A postura do PL abre caminho para a composição pretendida por Michelle, amiga e apoiadora da candidatura de Leão ao governo. O entrave para a definição estava na possibilidade de Ibaneis disputar o Senado, como mostrou as anotações vazadas do senador Flávio Bolsonaro (PL-RJ) durante uma reunião da sigla.
Ao lado do desenho que previa Celina ao governo e duas candidaturas do PL ao Senado — Michelle e Kicis —, Flávio anotou que, caso Ibaneis entre na disputa pelo Senado, “não dá para oficializar” o apoio a atual vice-governadora.
Já em relação à base local, Ibaneis também sofreu desgaste. Na quinta-feira passada (5), Manzoni e Cardoso anunciaram o rompimento com o governador. Ambos votaram contra o projeto de socorro ao BRB, o que culminou na exoneração de servidores comissionados indicados por eles. Outro deputado que votou contra a iniciativa foi Morro da Cruz, que, embora tenha assinado o requerimento de abertura da CPI, disse ao g1 que permanecerá na base governista.

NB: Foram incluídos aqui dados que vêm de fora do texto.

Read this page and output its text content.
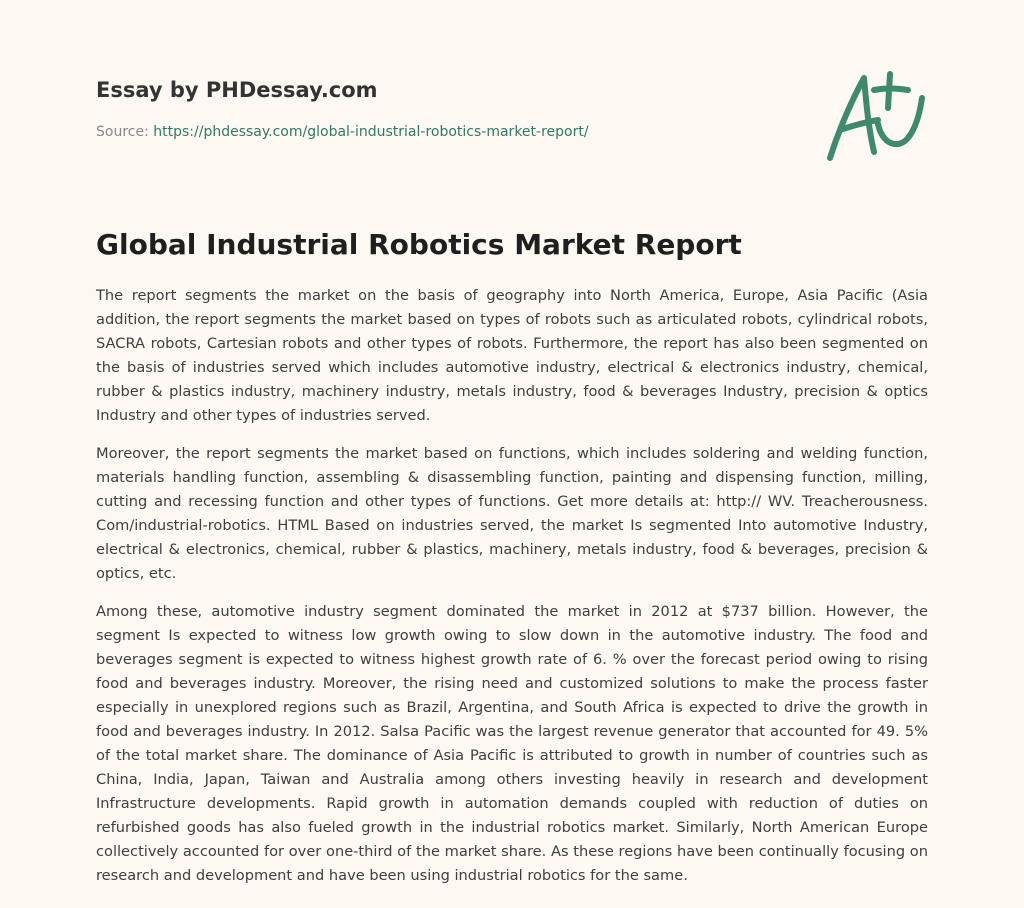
Essay by PHDessay.com
Source: https://phdessay.com/global-industrial-robotics-market-report/
Global Industrial Robotics Market Report

The report segments the market on the basis of geography into North America, Europe, Asia Pacific (Asia addition, the report segments the market based on types of robots such as articulated robots, cylindrical robots, SACRA robots, Cartesian robots and other types of robots. Furthermore, the report has also been segmented on the basis of industries served which includes automotive industry, electrical & electronics industry, chemical, rubber & plastics industry, machinery industry, metals industry, food & beverages Industry, precision & optics Industry and other types of industries served.

Moreover, the report segments the market based on functions, which includes soldering and welding function, materials handling function, assembling & disassembling function, painting and dispensing function, milling, cutting and recessing function and other types of functions. Get more details at: http:// WV. Treacherousness. Com/industrial-robotics. HTML Based on industries served, the market Is segmented Into automotive Industry, electrical & electronics, chemical, rubber & plastics, machinery, metals industry, food & beverages, precision & optics, etc.

Among these, automotive industry segment dominated the market in 2012 at $737 billion. However, the segment Is expected to witness low growth owing to slow down in the automotive industry. The food and beverages segment is expected to witness highest growth rate of 6. % over the forecast period owing to rising food and beverages industry. Moreover, the rising need and customized solutions to make the process faster especially in unexplored regions such as Brazil, Argentina, and South Africa is expected to drive the growth in food and beverages industry. In 2012. Salsa Pacific was the largest revenue generator that accounted for 49. 5% of the total market share. The dominance of Asia Pacific is attributed to growth in number of countries such as China, India, Japan, Taiwan and Australia among others investing heavily in research and development Infrastructure developments. Rapid growth in automation demands coupled with reduction of duties on refurbished goods has also fueled growth in the industrial robotics market. Similarly, North American Europe collectively accounted for over one-third of the market share. As these regions have been continually focusing on research and development and have been using industrial robotics for the same.
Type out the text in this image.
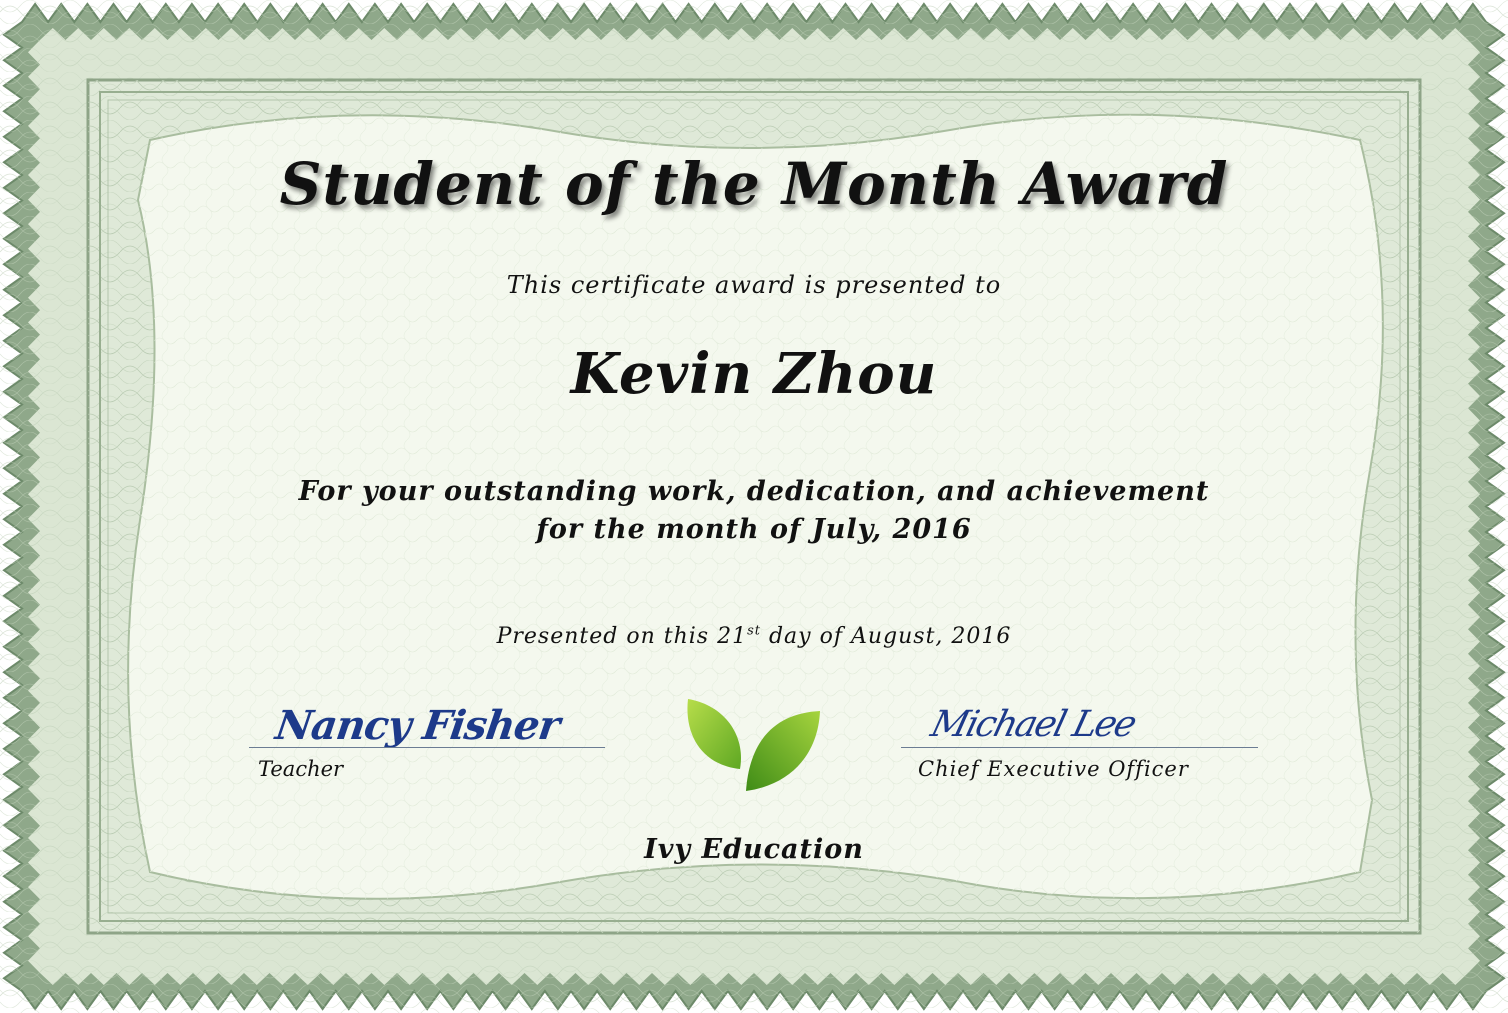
Student of the Month Award
This certificate award is presented to
Kevin Zhou
For your outstanding work, dedication, and achievement
for the month of July, 2016
Presented on this 21st day of August, 2016
Nancy Fisher
Teacher
Michael Lee
Chief Executive Officer
Ivy Education
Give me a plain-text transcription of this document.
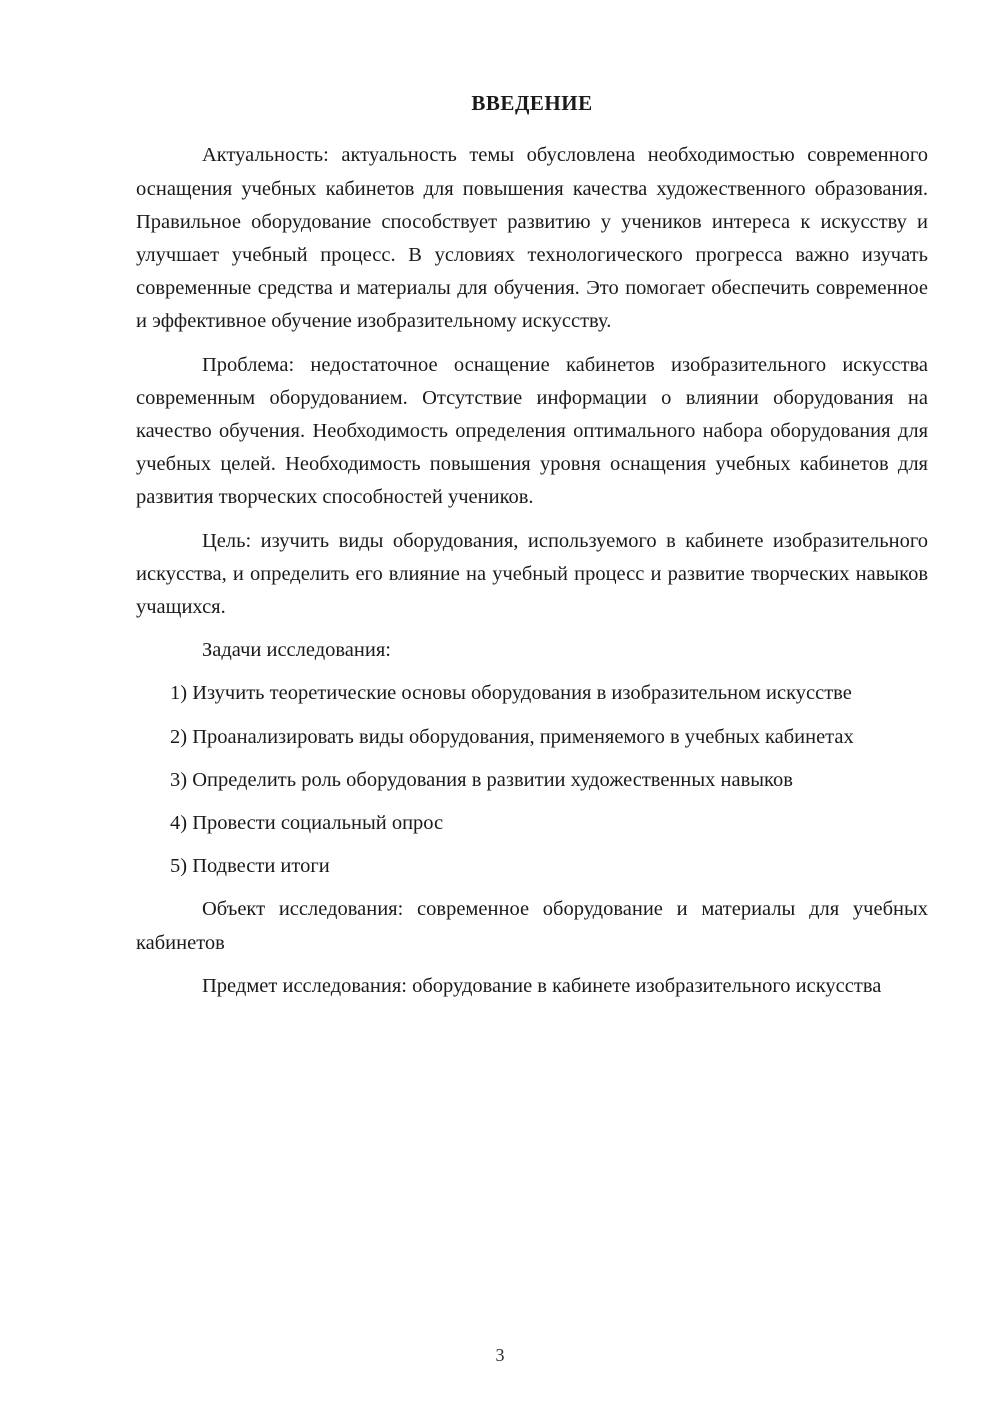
ВВЕДЕНИЕ

Актуальность: актуальность темы обусловлена необходимостью современного оснащения учебных кабинетов для повышения качества художественного образования. Правильное оборудование способствует развитию у учеников интереса к искусству и улучшает учебный процесс. В условиях технологического прогресса важно изучать современные средства и материалы для обучения. Это помогает обеспечить современное и эффективное обучение изобразительному искусству.

Проблема: недостаточное оснащение кабинетов изобразительного искусства современным оборудованием. Отсутствие информации о влиянии оборудования на качество обучения. Необходимость определения оптимального набора оборудования для учебных целей. Необходимость повышения уровня оснащения учебных кабинетов для развития творческих способностей учеников.

Цель: изучить виды оборудования, используемого в кабинете изобразительного искусства, и определить его влияние на учебный процесс и развитие творческих навыков учащихся.

Задачи исследования:

1) Изучить теоретические основы оборудования в изобразительном искусстве

2) Проанализировать виды оборудования, применяемого в учебных кабинетах

3) Определить роль оборудования в развитии художественных навыков

4) Провести социальный опрос

5) Подвести итоги

Объект исследования: современное оборудование и материалы для учебных кабинетов

Предмет исследования: оборудование в кабинете изобразительного искусства

3
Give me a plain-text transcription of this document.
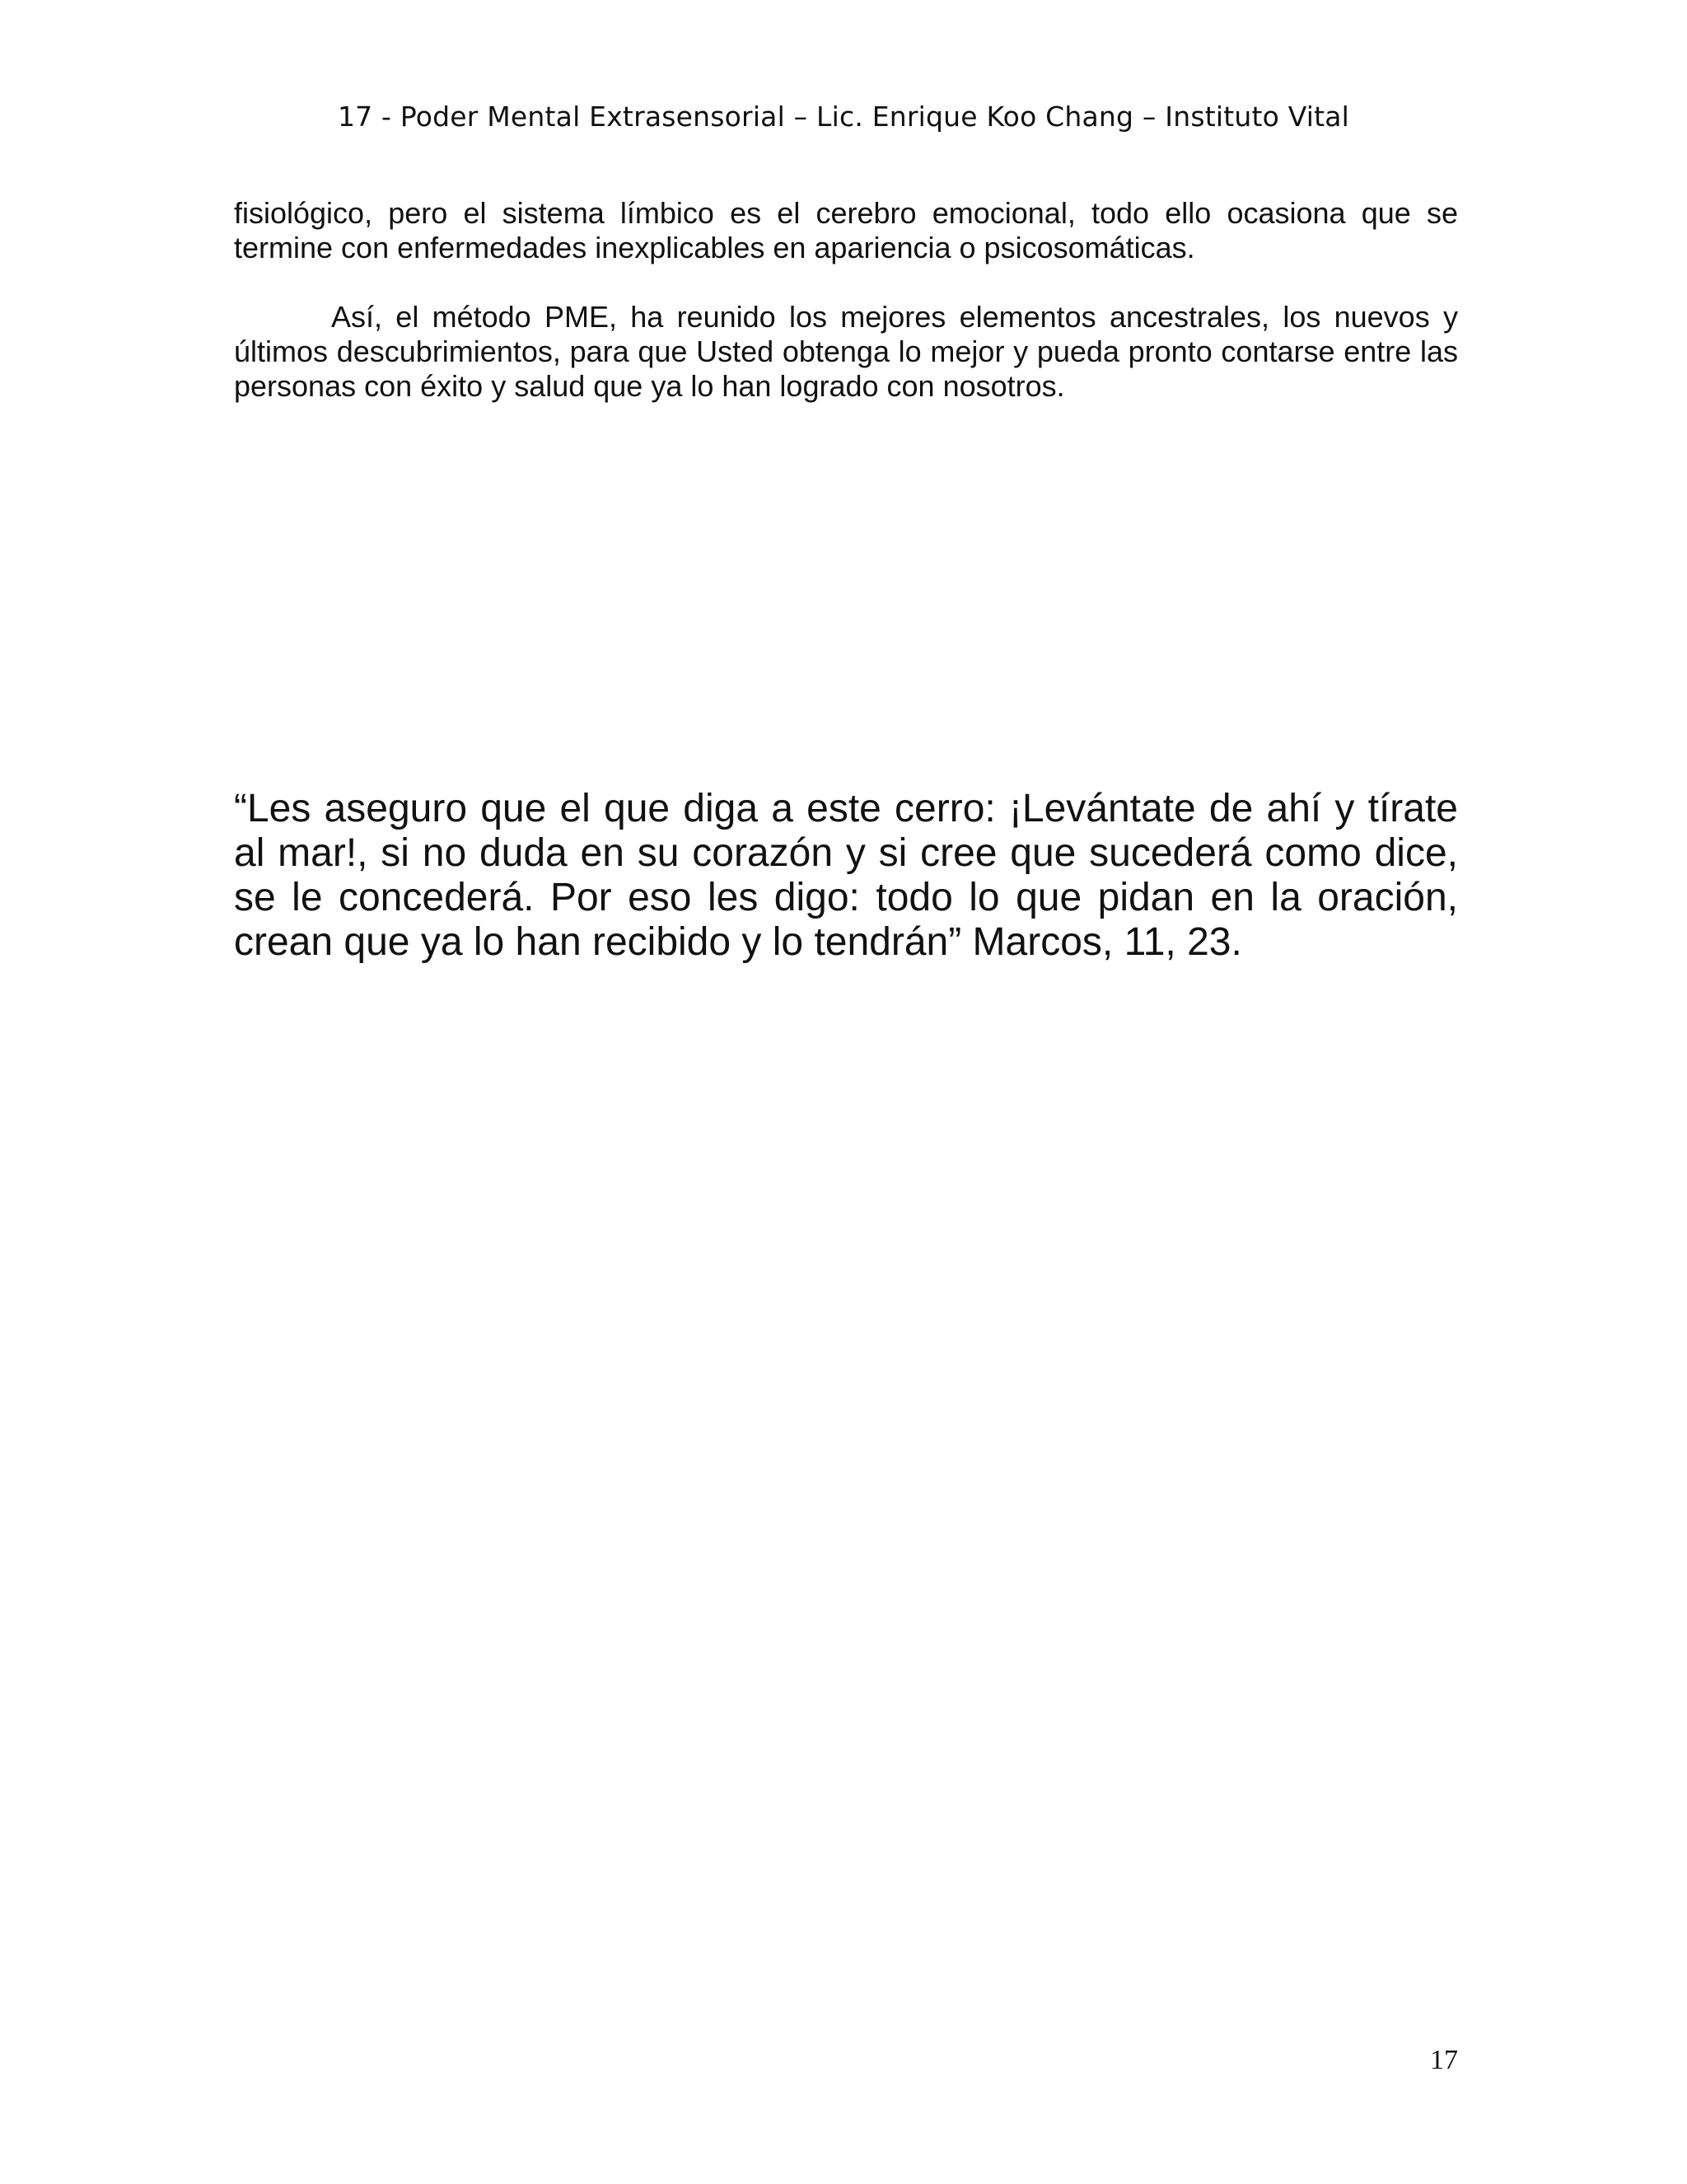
17 - Poder Mental Extrasensorial – Lic. Enrique Koo Chang – Instituto Vital

fisiológico, pero el sistema límbico es el cerebro emocional, todo ello ocasiona que se termine con enfermedades inexplicables en apariencia o psicosomáticas.

Así, el método PME, ha reunido los mejores elementos ancestrales, los nuevos y últimos descubrimientos, para que Usted obtenga lo mejor y pueda pronto contarse entre las personas con éxito y salud que ya lo han logrado con nosotros.

“Les aseguro que el que diga a este cerro: ¡Levántate de ahí y tírate al mar!, si no duda en su corazón y si cree que sucederá como dice, se le concederá. Por eso les digo: todo lo que pidan en la oración, crean que ya lo han recibido y lo tendrán” Marcos, 11, 23.

17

— Se fazer oposição ao que é escuso, ao que não é certo, ao que é errado, ao que penaliza a população, é fazer oposição ao governo Ibaneis, então eu farei — afirmou Manzoni, durante discurso no plenário.
Master X BRB
Em setembro do ano passado, o Banco Central barrou a negociação entre as instituições, que havia sido anunciada em março. O processo previa a aquisição de 58,04% do capital social total do Master (49% das ações ordinárias e 100% das ações preferenciais) pela instituição detida pelo governo do DF, o que gerou questionamentos entre políticos e também no mercado financeiro.
"Os fatos revelados indicam que as negociações entre o Banco BRB e o Banco Master ocorreram em contexto de instabilidade financeira da instituição alvo, o que impõe exame rigoroso acerca da compatibilidade das decisões adotadas pelo BRB", diz o requerimento. "A população do Distrito Federal tem o direito de saber em que medida houve a utilização inadequada de instrumentos financeiros ou concessão de garantias em desacordo com critérios técnicos de gestão responsável", completa outro trecho.
Em meio à solicitação dos bolsonaristas, Ibaneis sancionou, no início desta tarde, um projeto que estabelece alternativas para fortalecer o capital do BRB. Como divulgou a coluna de Míriam Leitão, do GLOBO, uma edição extra do Diário Oficial deverá ser publicada nas próximas horas para oficializar a ação. Além da tentativa de aquisição do Master, o BRB ficou com um rombo nas contas após a compra de carteiras fraudulentas do banco de Vorcaro no valor de R$ 12,2 bilhões.